18 June 2015
Once, we were regularly scheduled passengers, ready to fly home from Barcelona, with the usual runway jitters, but buoyant and jokey, greeted by crew like we were new best friends. But now, twice-cancelled, we were nomads, ghosts in the airport, folks the airline had to deal with, but wished it didn’t have to…like relatives, who promise you’ll always have a place to stay, but now’s really not a good time.
Today started in Castelldefels, a half-hour down the coast from Barcelona. At Sunday’s check-in we were told of a 7 a.m. Monday bus back to the airport, which cleared the rooms well before 7 a.m. There was a breakfast that most passed up in favor of lining up for a place on the first bus. And if it weren’t for a 92-year-old man in a wheelchair, the first seat would have been mine. Third day and the gloves were off.
The airport was a study in contrasts. On Sunday, just yesterday, an avalanche of humanity from Bilbao was going home after a Saturday night championship match in Barcelona. They brought the chaos and disappointment of Bilbao’s losing effort to the airport. And Barcelonans wanted nothing more than to shepherd the Bilbaons back home. Today it was our turn to be shepherded. But no shepherding was needed…the airport was eerily quiet…at 8 a.m. I was second on line at the check-in…aced out again by the 92-year-old in the wheelchair. Then to security for an x-ray and a quick frisk and…conformity to security norms once again established…we were cleared to roam the passengers-only part of the airport. It was 9 a.m. and our new just-posted departure time was 11:30.

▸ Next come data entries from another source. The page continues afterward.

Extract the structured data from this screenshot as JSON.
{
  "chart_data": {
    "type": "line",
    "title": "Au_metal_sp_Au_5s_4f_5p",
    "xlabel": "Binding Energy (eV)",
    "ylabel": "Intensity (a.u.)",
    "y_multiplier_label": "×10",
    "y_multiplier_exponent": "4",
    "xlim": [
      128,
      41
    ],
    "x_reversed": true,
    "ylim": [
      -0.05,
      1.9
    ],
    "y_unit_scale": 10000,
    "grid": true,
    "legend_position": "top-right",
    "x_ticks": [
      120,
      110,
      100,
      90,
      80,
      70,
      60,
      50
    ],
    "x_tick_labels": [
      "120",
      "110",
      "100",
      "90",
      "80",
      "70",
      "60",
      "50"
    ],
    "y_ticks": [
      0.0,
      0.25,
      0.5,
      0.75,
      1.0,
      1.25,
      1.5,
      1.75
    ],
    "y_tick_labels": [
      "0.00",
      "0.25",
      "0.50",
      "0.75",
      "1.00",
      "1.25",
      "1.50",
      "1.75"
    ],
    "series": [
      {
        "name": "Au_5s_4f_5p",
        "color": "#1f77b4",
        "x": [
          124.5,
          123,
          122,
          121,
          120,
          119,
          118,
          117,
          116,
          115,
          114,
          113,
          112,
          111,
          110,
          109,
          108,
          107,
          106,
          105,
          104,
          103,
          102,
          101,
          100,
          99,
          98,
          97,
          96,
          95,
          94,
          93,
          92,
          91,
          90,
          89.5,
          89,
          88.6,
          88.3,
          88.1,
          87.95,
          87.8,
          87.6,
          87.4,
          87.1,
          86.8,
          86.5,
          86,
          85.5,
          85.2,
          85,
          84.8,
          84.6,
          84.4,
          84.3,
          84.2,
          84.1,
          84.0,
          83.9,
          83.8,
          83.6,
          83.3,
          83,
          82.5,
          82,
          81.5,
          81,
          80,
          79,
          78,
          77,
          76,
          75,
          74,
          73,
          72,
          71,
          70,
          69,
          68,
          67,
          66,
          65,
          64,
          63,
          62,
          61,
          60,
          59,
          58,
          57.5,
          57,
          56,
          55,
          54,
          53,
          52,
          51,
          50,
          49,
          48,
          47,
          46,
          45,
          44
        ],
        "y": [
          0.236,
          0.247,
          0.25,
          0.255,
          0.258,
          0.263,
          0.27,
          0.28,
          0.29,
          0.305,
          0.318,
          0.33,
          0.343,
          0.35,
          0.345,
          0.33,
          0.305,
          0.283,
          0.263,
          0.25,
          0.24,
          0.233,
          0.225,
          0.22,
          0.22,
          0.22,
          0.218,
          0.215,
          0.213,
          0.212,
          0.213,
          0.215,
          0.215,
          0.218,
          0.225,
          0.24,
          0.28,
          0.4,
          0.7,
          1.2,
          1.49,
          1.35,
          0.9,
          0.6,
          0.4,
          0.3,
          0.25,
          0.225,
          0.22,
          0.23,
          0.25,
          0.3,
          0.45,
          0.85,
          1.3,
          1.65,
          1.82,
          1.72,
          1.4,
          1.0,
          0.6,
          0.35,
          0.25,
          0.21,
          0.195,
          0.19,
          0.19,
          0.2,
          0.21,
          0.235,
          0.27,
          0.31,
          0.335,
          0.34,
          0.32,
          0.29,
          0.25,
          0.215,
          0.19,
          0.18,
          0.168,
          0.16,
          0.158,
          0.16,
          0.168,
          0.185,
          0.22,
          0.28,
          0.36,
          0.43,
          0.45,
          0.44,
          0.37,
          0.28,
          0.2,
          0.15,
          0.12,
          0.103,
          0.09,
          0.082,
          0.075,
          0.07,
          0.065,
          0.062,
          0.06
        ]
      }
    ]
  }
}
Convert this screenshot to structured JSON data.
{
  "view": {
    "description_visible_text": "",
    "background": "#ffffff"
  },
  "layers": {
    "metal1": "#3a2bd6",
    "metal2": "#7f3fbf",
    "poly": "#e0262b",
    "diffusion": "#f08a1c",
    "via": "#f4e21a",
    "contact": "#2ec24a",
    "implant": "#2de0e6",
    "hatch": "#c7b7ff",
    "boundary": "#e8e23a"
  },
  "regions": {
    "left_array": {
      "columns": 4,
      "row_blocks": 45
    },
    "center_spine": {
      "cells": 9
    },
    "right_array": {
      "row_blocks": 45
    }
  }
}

Ritualized behavior clicked in; an attempt to use the airport’s free WiFi failed; then the usual breakfast of café con leche, croissant and orange juice. A couple we recognized from the cancelled flights ambled over to chat, telling us, in triumph, that they got rescheduled on a flight first to Frankfurt, then to Newark. It would take a few hours longer, but no way they were going to set foot on “that” plane again. We smiled a brave “what do they know that we don’t” smile and said auf weidersehen as they walked away.
It was then time for a third chance in three days to leave Spain…our passports were metal-clicked, making us emigrees once again in the “limbo” of the airport gate. “Only passengers beyond this point.” “Did anyone else have control of your luggage?” “Did anyone else pack you luggage?” A last passport and boarding pass check, and with pre-analgesic grimaces, expecting the worst, we lined up to board, group by group, one to five. One of our number, experienced with artful airline shenanigans, had taken a picture of the tail fin of yesterday’s plane and definitively announced that this, indeed, was a different 767. There was no catering issue, no crew legality issue, no cargo door closure issue.
The plane took off nearly on time, landed nearly on time (+48 hours, of course). “Piece a cake” as a trainer at the gym used to say, counting reps.